古泉智浩の『読書とお知らせ』

マンガ家の古泉智浩です。ココログより引越ししました。

『不都合な真実』に不都合な真実

 以前に読んだ『環境問題はなぜウソがまかりとおるのか』の続編が出たので早速読んでみました。それに合わせて映画『不都合な真実』も見ました。

 映画『不都合な真実』は環境問題への警告と同時にアルゴア元大統領候補の伝記的な映画で、編集のテンポが気持ちよく、映像も面白かったです。とにかく地球が大変な事になっているとこのままじゃいけないという気分になりました。その反面、まだしっかり環境対策を頑張れば大丈夫という希望も持てる内容でした。それに、アルゴアさん偉い!って気分になります。

 ところが、その環境問題への対策としてエコロジー政策が提唱されてますが、それに対して冷や水をぶっ掛けるのが『環境問題はなぜウソがまかり通るのか2』です。前回を踏襲しつつ補足的な内容みたいですが、オレは前回の内容をあまり覚えていないので今回もまた衝撃を受ける内容でした。前作は友達に上げてしまいました。

 本の内容をざっと要約するとこんな感じです。適当にまとめているので、詳しくは本をお読みください。

京都議定書は他の国は環境の事なんか全く考えていなくて、日本だけが頑張ってCO2削減しないといけない取り決めになっている。日本はお人よしにも程があり、バカみたい。

・レジ袋は余って使い道のない石油の成分を使っているので、環境に悪いわけではなく、むしろ指定ゴミ袋を生産する方が石油の無駄遣い。

・リサイクルがきちんと成立する物質はアルミニウムだけ。他のリサイクルはあまり効果的でないどころかむしろ石油を無駄にする。

ダイオキシンは毒じゃない。ペットボトルを燃やすのは灯油を燃やすのとあまり変わらない。

・温暖化の影響について政府の発表は、研究機関の一番最悪な可能性のシナリオを元にしている。
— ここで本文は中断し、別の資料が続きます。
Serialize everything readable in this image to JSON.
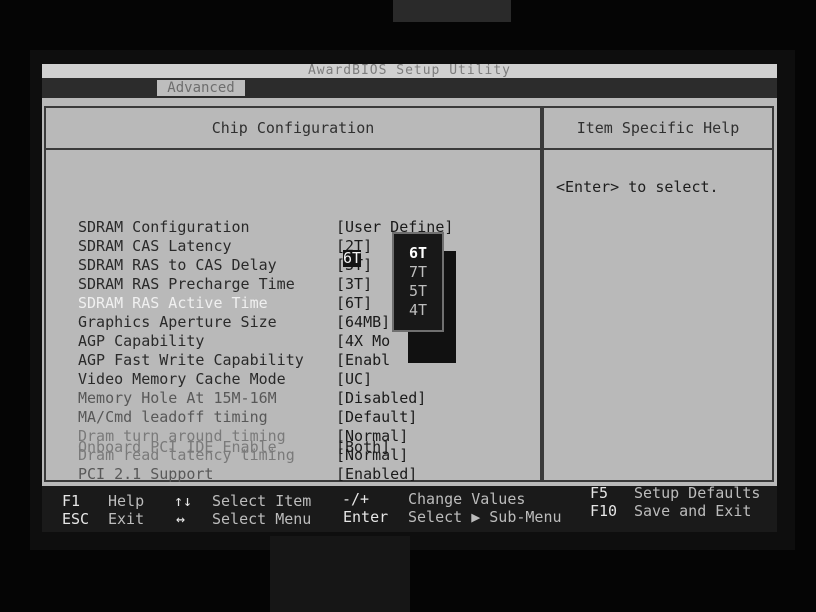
{
  "bios": {
    "title": "AwardBIOS Setup Utility",
    "active_menu": "Advanced"
  },
  "main_panel": {
    "header": "Chip Configuration",
    "items": [
      {
        "label": "SDRAM Configuration",
        "value": "[User Define]"
      },
      {
        "label": "SDRAM CAS Latency",
        "value": "[2T]"
      },
      {
        "label": "SDRAM RAS to CAS Delay",
        "value": "[3T]"
      },
      {
        "label": "SDRAM RAS Precharge Time",
        "value": "[3T]"
      },
      {
        "label": "SDRAM RAS Active Time",
        "value": "[6T]"
      },
      {
        "label": "Graphics Aperture Size",
        "value": "[64MB]"
      },
      {
        "label": "AGP Capability",
        "value": "[4X Mo"
      },
      {
        "label": "AGP Fast Write Capability",
        "value": "[Enabl"
      },
      {
        "label": "Video Memory Cache Mode",
        "value": "[UC]"
      },
      {
        "label": "Memory Hole At 15M-16M",
        "value": "[Disabled]"
      },
      {
        "label": "MA/Cmd leadoff timing",
        "value": "[Default]"
      },
      {
        "label": "Dram turn around timing",
        "value": "[Normal]"
      },
      {
        "label": "Dram read latency timing",
        "value": "[Normal]"
      },
      {
        "label": "PCI 2.1 Support",
        "value": "[Enabled]"
      },
      {
        "label": "Onboard PCI IDE Enable",
        "value": "[Both]"
      }
    ]
  },
  "help_panel": {
    "header": "Item Specific Help",
    "text": "<Enter> to select."
  },
  "popup": {
    "selected_value": "6T",
    "options": [
      "6T",
      "7T",
      "5T",
      "4T"
    ]
  },
  "footer": {
    "f1_key": "F1",
    "f1_desc": "Help",
    "esc_key": "ESC",
    "esc_desc": "Exit",
    "arrows_ud_key": "↑↓",
    "arrows_ud_desc": "Select Item",
    "arrows_lr_key": "↔",
    "arrows_lr_desc": "Select Menu",
    "plusminus_key": "-/+",
    "plusminus_desc": "Change Values",
    "enter_key": "Enter",
    "enter_desc": "Select ▶ Sub-Menu",
    "f5_key": "F5",
    "f5_desc": "Setup Defaults",
    "f10_key": "F10",
    "f10_desc": "Save and Exit"
  }
}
バイオエタノールは食糧危機を招く。石油危機以上に人類に悪い効果を及ぼす。

 内容の真偽の確かさに疑問が投げかけられてますし、オレには理解できてない部分もありますが、作者の武田先生の文章と考え方がとても面白いです。盲目的にエコだ環境だと騒いでいる人よりよっぽど環境について考えてます。それに、これが事実だとして、こんな事を知ってしまった以上現状の環境政策を鵜呑みにしているのも間違いじゃないですか。厄介な事になりましたよ。本当に環境を考えたら、今のリサイクル業者の皆さんには廃業してもらわないといけないみたいです。気の毒じゃないですか。オレが住んでる亀田もぼちぼち指定ゴミ袋でゴミ出しをしないといけなくなります。分別も細かくなります。でも、オレはもっと前からでっかいゴミ袋を買って使ってましたけどね。
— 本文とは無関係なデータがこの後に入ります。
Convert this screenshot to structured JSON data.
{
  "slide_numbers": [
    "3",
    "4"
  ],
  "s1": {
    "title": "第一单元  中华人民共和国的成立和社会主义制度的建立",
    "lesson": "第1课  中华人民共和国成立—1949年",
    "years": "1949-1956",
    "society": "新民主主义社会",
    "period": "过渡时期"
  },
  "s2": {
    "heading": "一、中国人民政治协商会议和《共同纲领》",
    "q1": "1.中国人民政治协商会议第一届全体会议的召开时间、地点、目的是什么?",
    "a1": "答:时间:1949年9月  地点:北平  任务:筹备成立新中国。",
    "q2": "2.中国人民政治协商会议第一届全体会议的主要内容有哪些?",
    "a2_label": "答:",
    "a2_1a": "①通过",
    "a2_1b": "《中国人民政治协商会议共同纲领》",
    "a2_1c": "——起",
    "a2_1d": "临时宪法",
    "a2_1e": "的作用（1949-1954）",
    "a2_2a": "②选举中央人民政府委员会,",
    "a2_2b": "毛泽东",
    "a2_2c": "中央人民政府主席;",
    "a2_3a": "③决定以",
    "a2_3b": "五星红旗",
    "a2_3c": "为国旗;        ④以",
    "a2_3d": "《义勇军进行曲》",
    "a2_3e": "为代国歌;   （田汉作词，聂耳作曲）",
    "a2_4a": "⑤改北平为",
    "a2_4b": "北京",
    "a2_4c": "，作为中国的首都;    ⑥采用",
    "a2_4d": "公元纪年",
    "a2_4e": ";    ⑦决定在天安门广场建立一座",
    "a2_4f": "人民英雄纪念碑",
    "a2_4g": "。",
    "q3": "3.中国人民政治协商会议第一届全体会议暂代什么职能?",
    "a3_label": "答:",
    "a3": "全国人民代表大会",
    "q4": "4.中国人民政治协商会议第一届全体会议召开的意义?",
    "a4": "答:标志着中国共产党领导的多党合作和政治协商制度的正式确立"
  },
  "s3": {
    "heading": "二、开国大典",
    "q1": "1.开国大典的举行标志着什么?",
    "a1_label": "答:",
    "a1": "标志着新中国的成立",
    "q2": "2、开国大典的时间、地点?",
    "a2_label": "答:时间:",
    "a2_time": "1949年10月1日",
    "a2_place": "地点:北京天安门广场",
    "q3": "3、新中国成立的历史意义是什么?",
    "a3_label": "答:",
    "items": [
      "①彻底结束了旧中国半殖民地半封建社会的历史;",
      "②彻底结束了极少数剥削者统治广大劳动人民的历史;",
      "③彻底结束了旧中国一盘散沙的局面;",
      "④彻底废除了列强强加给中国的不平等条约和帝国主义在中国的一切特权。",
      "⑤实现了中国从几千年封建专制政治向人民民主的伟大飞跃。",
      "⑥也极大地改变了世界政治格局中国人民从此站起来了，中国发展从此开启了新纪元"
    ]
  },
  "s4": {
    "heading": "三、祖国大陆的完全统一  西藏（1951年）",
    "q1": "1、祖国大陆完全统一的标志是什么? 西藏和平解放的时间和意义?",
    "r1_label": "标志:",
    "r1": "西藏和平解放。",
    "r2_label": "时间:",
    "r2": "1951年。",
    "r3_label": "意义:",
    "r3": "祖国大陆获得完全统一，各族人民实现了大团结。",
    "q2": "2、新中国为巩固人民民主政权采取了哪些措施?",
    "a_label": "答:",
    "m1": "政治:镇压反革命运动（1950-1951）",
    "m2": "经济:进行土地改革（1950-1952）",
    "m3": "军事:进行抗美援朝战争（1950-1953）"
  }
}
 前からコンビニのゴミ箱の分類が「燃えるゴミ」「ペットボトル」「カンビン」しかない事に憤ってました。ビニールや弁当の容器はどこに捨てたらいいのか分からないじゃないですか。仕方ないので釈然としないまま「ペットボトル」のところに捨ててました。前の本を読んでから安心して「燃えるゴミ」に捨てられるようになりました。むしろペットボトルも「燃えるゴミ」に捨てた方がいいはずです。

 だからと言ってどうすればいいんでしょうかね。代換案もない一方的な批判や否定はずるいじゃないですか。武田先生はだんだん人口を減らして、石油がなくなったら大人しく暮らす以外ないというようなネガティブな未来をイメージしてます。それも仕方がないかもしれませんがオレは人間発電所がいいと思います。